Menurutku, sumber masalah utama kegagalan suatu majalah adalah kesediaan dan kesiapan SDM. Akuntan tidak pernah memasukkan orang sebagai aset karena alasan sederhana: definisinya tidak cocok. Aset selalu didefinisikan sebagai nilai likuidasi (nilai finansial). “Pernahkah Anda membayar hutang Anda yang menumpuk dengan suami/isteri Anda?” tanya Sal Marino dalam buku Business Magazine Publishing. Hal ini jelas tidak bisa terjadi karena aset yang dapat menceraikan Anda bukanlah aset. Anda pun tentu tidak senang dengan karyawan yang keluar sesuai kehendaknya sendiri. Karena hal ini, Sal Marino lebih senang memasukkan orang sebagai modal investasi. Banyak laporan tahunan CEO (Chief Executive Officer/Direktur Utama) kepada para pemegang saham yang membuat komentar seperti ini: “Aset terbesar kami adalah manusia… manusia yang naik dan turun lift setiap hari.” Oleh sebab itu di dalam lokakarya/seminar jurnalistik/penerbitan semacam ini, aku senantiasa mengulang‑ulang kalimat ini: “Lebih baik mempunyai sedikit staf redaksi yang mau bekerja daripada banyak personal namun malas bekerja.” Idealnya memang orang yang mau sekaligus mampu. Orang semacam ini langka!

Media Intra Gereja [1]

Oleh: Xavier Quentin Pranata

“Siapa yang menguasai informasi, dialah yang akan menguasai dunia.” Ucapan itu makin sering kita dengar sekarang. Di tengah‑tengah maraknya media massa, baik cetak maupun elektronik, apakah gereja sudah memiliki media yang bisa dipakai sebagai ajang edukasi, informasi, komunikasi dan rekreasi antaranggota jemaat? Kalau sudah, apakah media yang sering disebut media intragereja ini sudah ditangani secara profesional? Jika belum, bagaimana kita memulainya? Apa saja kendalanya? Bagaimana mengatasi masalah itu? Bagaimana kita bisa berperan dalam pelayanan “di balik layar” ini? Apa dampaknya bagi diri kita sendiri maupun gereja tempat kita berjemaat?

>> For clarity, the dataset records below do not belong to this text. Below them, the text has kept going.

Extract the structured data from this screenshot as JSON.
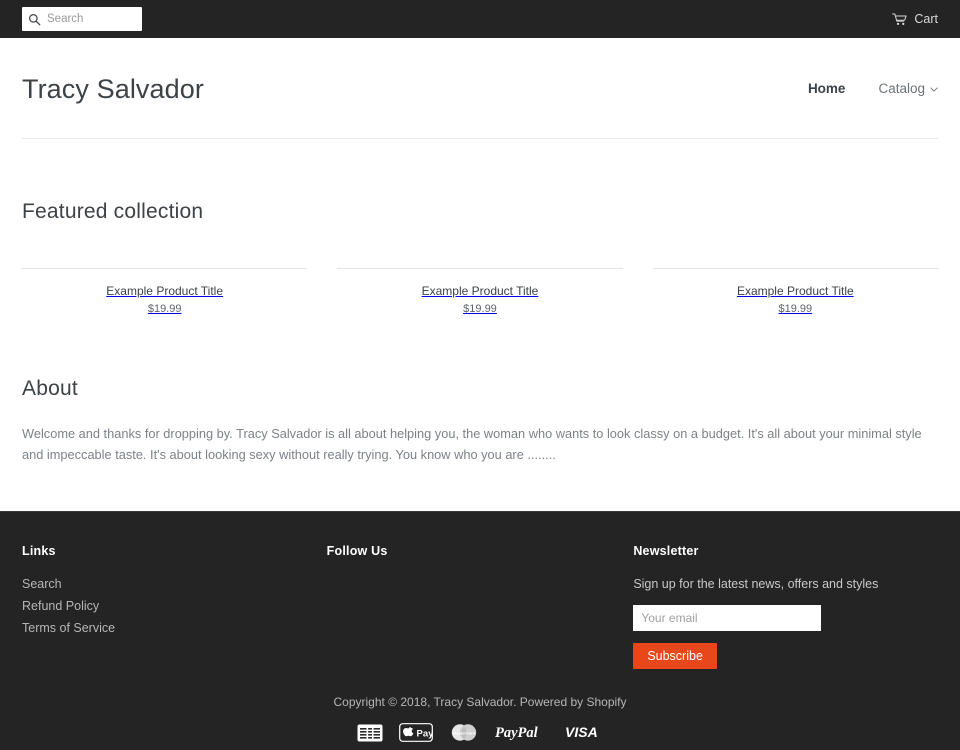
{
  "topbar": {
    "search": {
      "placeholder": "Search",
      "value": "",
      "icon": "search-icon"
    },
    "cart": {
      "label": "Cart",
      "icon": "cart-icon"
    }
  },
  "header": {
    "site_title": "Tracy Salvador",
    "nav": [
      {
        "label": "Home",
        "active": true
      },
      {
        "label": "Catalog",
        "active": false,
        "icon": "chevron-down-icon"
      }
    ]
  },
  "main": {
    "featured": {
      "heading": "Featured collection",
      "products": [
        {
          "title": "Example Product Title",
          "price": "$19.99"
        },
        {
          "title": "Example Product Title",
          "price": "$19.99"
        },
        {
          "title": "Example Product Title",
          "price": "$19.99"
        }
      ]
    },
    "about": {
      "heading": "About",
      "body": "Welcome and thanks for dropping by. Tracy Salvador is all about helping you, the woman who wants to look classy on a budget. It's all about your minimal style and impeccable taste. It's about looking sexy without really trying. You know who you are ........"
    }
  },
  "footer": {
    "links": {
      "heading": "Links",
      "items": [
        {
          "label": "Search"
        },
        {
          "label": "Refund Policy"
        },
        {
          "label": "Terms of Service"
        }
      ]
    },
    "follow": {
      "heading": "Follow Us"
    },
    "newsletter": {
      "heading": "Newsletter",
      "description": "Sign up for the latest news, offers and styles",
      "email_placeholder": "Your email",
      "email_value": "",
      "subscribe_label": "Subscribe"
    },
    "copyright": "Copyright © 2018, Tracy Salvador. Powered by Shopify",
    "payment_icons": [
      {
        "name": "american-express-icon",
        "label": "American Express"
      },
      {
        "name": "apple-pay-icon",
        "label": "Apple Pay"
      },
      {
        "name": "mastercard-icon",
        "label": "Mastercard"
      },
      {
        "name": "paypal-icon",
        "label": "PayPal"
      },
      {
        "name": "visa-icon",
        "label": "VISA"
      }
    ]
  },
  "colors": {
    "dark": "#242424",
    "accent": "#e8461b",
    "text": "#3d4246",
    "muted": "#7d8287"
  }
}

Pentingnya Media Intragereja

Komunikasi satu arah (khotbah) merupakan komunikasi paling pokok di banyak gereja. Namun, dengan makin membengkaknya jumlah jemaat, apakah komunikasi ini cukup memadai? Bagaimana dengan kehidupan sehari‑hari jemaat yang lebih sering berada di luar gereja ketimbang di gereja? Bagaimana jika jemaat sakit dan tidak bisa ke gereja? Bagaimana mereka bisa mengikuti perkembangan gerejanya? Di sini media intragereja mengambil peranan yang cukup penting. Bukan untuk menggantikan khotbah, tetapi justru melengkapi pelayanan yang tidak bisa disampaikan secara lisan.